Here's How Many Drinks Bartenders Really Need To Memorize

I was a bartender for seven or eight years. To learn the tricks of the trade, I signed up for the New York Bartending School. I soon found myself with a thick, spiralbound book filled with rafts of information, all of which I had to learn before becoming a bona fide barkeep. Things like shaken vs. stirred. Blended scotch or single-malt (or single-grain). Neat vs. up. Tinctures and shrubs and bitters and vermouths and garnishes. And oh-so-many drink recipes. I was tasked with hours of studying, written tests, and practical exams (we had to demonstrate making each cocktail).

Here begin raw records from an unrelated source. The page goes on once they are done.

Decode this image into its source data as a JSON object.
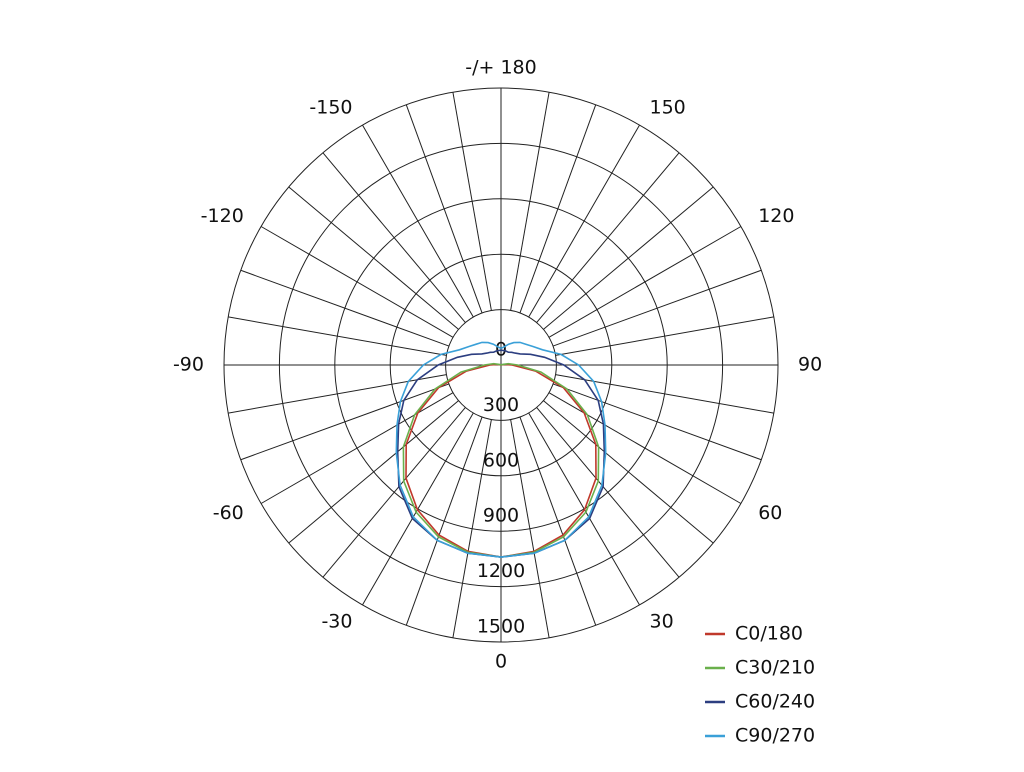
{
  "chart_data": {
    "type": "polar",
    "angles": [
      -180,
      -170,
      -160,
      -150,
      -140,
      -130,
      -120,
      -110,
      -100,
      -90,
      -80,
      -70,
      -60,
      -50,
      -40,
      -30,
      -20,
      -10,
      0,
      10,
      20,
      30,
      40,
      50,
      60,
      70,
      80,
      90,
      100,
      110,
      120,
      130,
      140,
      150,
      160,
      170,
      180
    ],
    "series": [
      {
        "name": "C0/180",
        "color": "#c0392b",
        "values": [
          0,
          0,
          0,
          0,
          0,
          0,
          0,
          0,
          20,
          60,
          190,
          360,
          520,
          670,
          800,
          905,
          980,
          1025,
          1040,
          1025,
          980,
          905,
          800,
          670,
          520,
          360,
          190,
          60,
          20,
          0,
          0,
          0,
          0,
          0,
          0,
          0,
          0
        ]
      },
      {
        "name": "C30/210",
        "color": "#6ab04c",
        "values": [
          0,
          0,
          0,
          0,
          0,
          0,
          0,
          10,
          40,
          90,
          220,
          380,
          540,
          690,
          820,
          920,
          990,
          1030,
          1040,
          1030,
          990,
          920,
          820,
          690,
          540,
          380,
          220,
          90,
          40,
          10,
          0,
          0,
          0,
          0,
          0,
          0,
          0
        ]
      },
      {
        "name": "C60/240",
        "color": "#2c3e80",
        "values": [
          80,
          80,
          80,
          80,
          90,
          100,
          120,
          170,
          240,
          340,
          460,
          560,
          640,
          730,
          860,
          960,
          1010,
          1035,
          1040,
          1035,
          1010,
          960,
          860,
          730,
          640,
          560,
          460,
          340,
          240,
          170,
          120,
          100,
          90,
          80,
          80,
          80,
          80
        ]
      },
      {
        "name": "C90/270",
        "color": "#3aa0d8",
        "values": [
          90,
          100,
          120,
          140,
          160,
          175,
          200,
          240,
          330,
          420,
          510,
          580,
          650,
          740,
          850,
          950,
          1010,
          1035,
          1040,
          1035,
          1010,
          950,
          850,
          740,
          650,
          580,
          510,
          420,
          330,
          240,
          200,
          175,
          160,
          140,
          120,
          100,
          90
        ]
      }
    ],
    "rlim": [
      0,
      1500
    ],
    "rticks": [
      0,
      300,
      600,
      900,
      1200,
      1500
    ],
    "thetaticks": [
      {
        "value": 180,
        "label": "-/+ 180"
      },
      150,
      -150,
      120,
      -120,
      90,
      -90,
      60,
      -60,
      30,
      -30,
      0
    ],
    "grid": true
  }
}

But by the time I graduated to my first bartending gig, I'd gone from majorly mixed-up to mixing it up like a pro.

I'm not sure that I could put an exact number on how many drinks I could make from memory during my bartending heyday, but 100 seems like a good, round number that probably isn't far off-base. Of course, how many you really need to know by heart to stay employed — and well-tipped — as a bartender depends on a variety of factors, such as where you work, what your clientele is drinking, and if you're allowed to keep a bartending guide behind the bar as a cheat sheet.

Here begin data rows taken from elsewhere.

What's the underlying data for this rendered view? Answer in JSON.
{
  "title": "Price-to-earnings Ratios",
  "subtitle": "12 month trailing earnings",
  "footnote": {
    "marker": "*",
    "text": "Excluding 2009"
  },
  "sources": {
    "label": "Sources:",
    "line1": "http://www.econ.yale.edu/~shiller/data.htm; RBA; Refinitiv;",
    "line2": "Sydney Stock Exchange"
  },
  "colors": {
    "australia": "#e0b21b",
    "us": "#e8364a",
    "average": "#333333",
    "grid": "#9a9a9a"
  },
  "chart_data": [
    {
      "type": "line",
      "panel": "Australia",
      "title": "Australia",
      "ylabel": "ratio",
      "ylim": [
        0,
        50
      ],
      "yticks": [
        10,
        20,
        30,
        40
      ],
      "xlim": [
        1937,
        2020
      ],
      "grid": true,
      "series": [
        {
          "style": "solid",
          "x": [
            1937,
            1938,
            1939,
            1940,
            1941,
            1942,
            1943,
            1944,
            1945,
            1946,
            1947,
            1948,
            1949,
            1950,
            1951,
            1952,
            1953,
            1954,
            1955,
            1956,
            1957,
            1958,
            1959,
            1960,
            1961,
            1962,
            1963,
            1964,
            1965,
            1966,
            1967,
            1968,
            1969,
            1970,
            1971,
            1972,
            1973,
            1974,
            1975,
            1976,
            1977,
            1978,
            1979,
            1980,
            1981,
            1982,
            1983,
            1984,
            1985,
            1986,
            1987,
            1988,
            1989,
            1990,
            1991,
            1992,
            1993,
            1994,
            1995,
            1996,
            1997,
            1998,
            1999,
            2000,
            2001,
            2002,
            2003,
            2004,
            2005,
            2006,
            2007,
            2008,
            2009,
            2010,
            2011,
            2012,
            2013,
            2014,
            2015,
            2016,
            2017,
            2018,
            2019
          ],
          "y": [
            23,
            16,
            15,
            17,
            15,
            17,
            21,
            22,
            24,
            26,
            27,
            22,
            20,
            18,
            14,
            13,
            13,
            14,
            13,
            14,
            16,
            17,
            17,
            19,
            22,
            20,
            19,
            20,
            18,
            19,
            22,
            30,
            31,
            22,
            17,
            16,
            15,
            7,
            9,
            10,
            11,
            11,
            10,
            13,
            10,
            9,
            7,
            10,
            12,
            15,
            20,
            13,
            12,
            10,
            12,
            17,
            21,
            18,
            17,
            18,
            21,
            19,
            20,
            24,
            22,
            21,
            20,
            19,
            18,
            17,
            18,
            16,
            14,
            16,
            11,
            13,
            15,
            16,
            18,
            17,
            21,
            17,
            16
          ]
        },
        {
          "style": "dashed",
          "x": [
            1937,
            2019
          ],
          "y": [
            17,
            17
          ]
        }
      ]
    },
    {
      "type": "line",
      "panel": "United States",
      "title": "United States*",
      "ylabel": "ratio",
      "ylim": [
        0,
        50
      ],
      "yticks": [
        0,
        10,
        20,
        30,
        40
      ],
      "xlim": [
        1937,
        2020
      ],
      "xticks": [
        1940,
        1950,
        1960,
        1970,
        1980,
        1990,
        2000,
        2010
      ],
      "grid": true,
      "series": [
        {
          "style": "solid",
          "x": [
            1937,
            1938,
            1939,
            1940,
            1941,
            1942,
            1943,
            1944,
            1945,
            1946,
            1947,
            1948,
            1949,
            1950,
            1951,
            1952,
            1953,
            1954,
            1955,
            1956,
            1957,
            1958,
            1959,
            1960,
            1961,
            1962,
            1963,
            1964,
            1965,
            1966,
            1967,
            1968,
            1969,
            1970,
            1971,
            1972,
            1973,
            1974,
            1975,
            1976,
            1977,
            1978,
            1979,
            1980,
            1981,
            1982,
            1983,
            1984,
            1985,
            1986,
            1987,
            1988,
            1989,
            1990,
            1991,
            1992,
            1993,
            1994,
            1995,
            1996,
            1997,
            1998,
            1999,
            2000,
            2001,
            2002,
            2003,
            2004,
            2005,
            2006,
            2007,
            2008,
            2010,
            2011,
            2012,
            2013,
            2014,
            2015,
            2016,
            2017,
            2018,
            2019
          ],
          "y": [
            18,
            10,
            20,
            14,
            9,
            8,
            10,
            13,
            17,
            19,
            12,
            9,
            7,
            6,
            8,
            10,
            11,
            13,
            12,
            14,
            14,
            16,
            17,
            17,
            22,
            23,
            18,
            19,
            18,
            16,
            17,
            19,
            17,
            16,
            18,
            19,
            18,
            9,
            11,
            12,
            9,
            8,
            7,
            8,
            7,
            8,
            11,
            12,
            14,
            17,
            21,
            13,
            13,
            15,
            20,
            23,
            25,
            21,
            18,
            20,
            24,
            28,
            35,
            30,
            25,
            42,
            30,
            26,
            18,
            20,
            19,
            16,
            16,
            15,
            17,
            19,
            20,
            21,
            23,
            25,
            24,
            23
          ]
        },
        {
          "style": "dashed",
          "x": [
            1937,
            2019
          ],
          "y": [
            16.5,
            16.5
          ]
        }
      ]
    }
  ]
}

What every bartender worth their shaker ought to know

Not only do you need to know the basics (as in, what goes in a standard martini?), but you should also know all the variations someone might request (as in, a Grey Goose vodka martini, shaken not stirred, extra dry, slightly dirty, straight up with a twist). Where there's a Bloody Mary, there's also a Bloody Maria, Bloody Caesar, Bloody Bull, Bloody Scotsman, and a Red Snapper, depending on the precise ingredients. And a Russian can be White or Black. The good news is, once you know the original recipe, the modifications are easy.

As a general rule of thumb, if you want to look like an expert behind the bar, figure that you at least should know how to whip up the classics: Negroni. Old-fashioned. Manhattan. Cosmo. If you work in a martini bar that offers an encyclopedia of elaborate martini options — all the lemon drops and pomegranate martinis and chocolate espresso cookie martinis — you've got some major memorizing to do. If, on the other hand, you spend your nights slinging Smirnoff in a dive bar, you can probably get away with knowing far fewer, as long as you get that a "Cape Cod" is really just an old-school name for a vodka cranberry, and you know how to pour a mean gin and tonic.

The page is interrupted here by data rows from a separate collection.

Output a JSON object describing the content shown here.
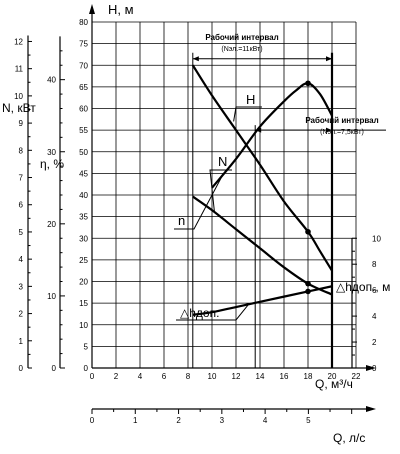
{
  "chart_data": {
    "type": "line",
    "axes": {
      "H": {
        "label": "H, м",
        "ticks": [
          "0",
          "5",
          "10",
          "15",
          "20",
          "25",
          "30",
          "35",
          "40",
          "45",
          "50",
          "55",
          "60",
          "65",
          "70",
          "75",
          "80"
        ],
        "range": [
          0,
          80
        ]
      },
      "Q_m3h": {
        "label": "Q, м³/ч",
        "ticks": [
          "0",
          "2",
          "4",
          "6",
          "8",
          "10",
          "12",
          "14",
          "16",
          "18",
          "20",
          "22"
        ],
        "range": [
          0,
          22
        ]
      },
      "N": {
        "label": "N, кВт",
        "ticks": [
          "0",
          "1",
          "2",
          "3",
          "4",
          "5",
          "6",
          "7",
          "8",
          "9",
          "10",
          "11",
          "12"
        ],
        "range": [
          0,
          12
        ]
      },
      "eta": {
        "label": "η, %",
        "ticks": [
          "0",
          "10",
          "20",
          "30",
          "40"
        ],
        "range": [
          0,
          48
        ]
      },
      "dh": {
        "label": "△hдоп., м",
        "ticks": [
          "0",
          "2",
          "4",
          "6",
          "8",
          "10"
        ],
        "range": [
          0,
          10
        ]
      },
      "Q_ls": {
        "label": "Q, л/с",
        "ticks": [
          "0",
          "1",
          "2",
          "3",
          "4",
          "5"
        ],
        "range": [
          0,
          6.1
        ]
      }
    },
    "series": [
      {
        "name": "H",
        "axis": "H",
        "x": [
          8.4,
          10,
          12,
          14,
          16,
          18,
          19,
          20
        ],
        "y": [
          70,
          63,
          55,
          47,
          38.5,
          31.5,
          27,
          22.5
        ]
      },
      {
        "name": "N",
        "axis": "N",
        "x": [
          8.4,
          10,
          12,
          14,
          16,
          18,
          20
        ],
        "y": [
          6.3,
          5.8,
          5.1,
          4.4,
          3.7,
          3.1,
          2.7
        ]
      },
      {
        "name": "n",
        "axis": "eta",
        "x": [
          10,
          12,
          14,
          16,
          17,
          18,
          19,
          20
        ],
        "y": [
          25,
          29,
          33.5,
          37,
          38.5,
          39.5,
          38,
          35
        ]
      },
      {
        "name": "△hдоп.",
        "axis": "dh",
        "x": [
          8.4,
          10,
          12,
          14,
          16,
          18,
          20
        ],
        "y": [
          4.1,
          4.3,
          4.7,
          5.1,
          5.5,
          5.9,
          6.3
        ]
      }
    ],
    "annotations": {
      "interval1_title": "Рабочий интервал",
      "interval1_sub": "(Nэл.=11кВт)",
      "interval1_range": [
        8.4,
        20
      ],
      "interval2_title": "Рабочий интервал",
      "interval2_sub": "(Nэл.=7,5кВт)",
      "interval2_range": [
        13.6,
        20
      ],
      "curve_labels": {
        "H": "H",
        "N": "N",
        "n": "n",
        "dh": "△hдоп."
      }
    },
    "grid": true
  }
}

There are certain drink recipes you should have in your repertoire, just in case. That doesn't mean you'll be making 27 Sidecars per shift, but it only takes one customer ordering a Sidecar to have you looking like a dufus if you give them a confused or panicked stare in return. And don't try to fake it: The only thing worse than saying "I don't know how to make that" is making it and getting it unthinkably, undrinkably wrong.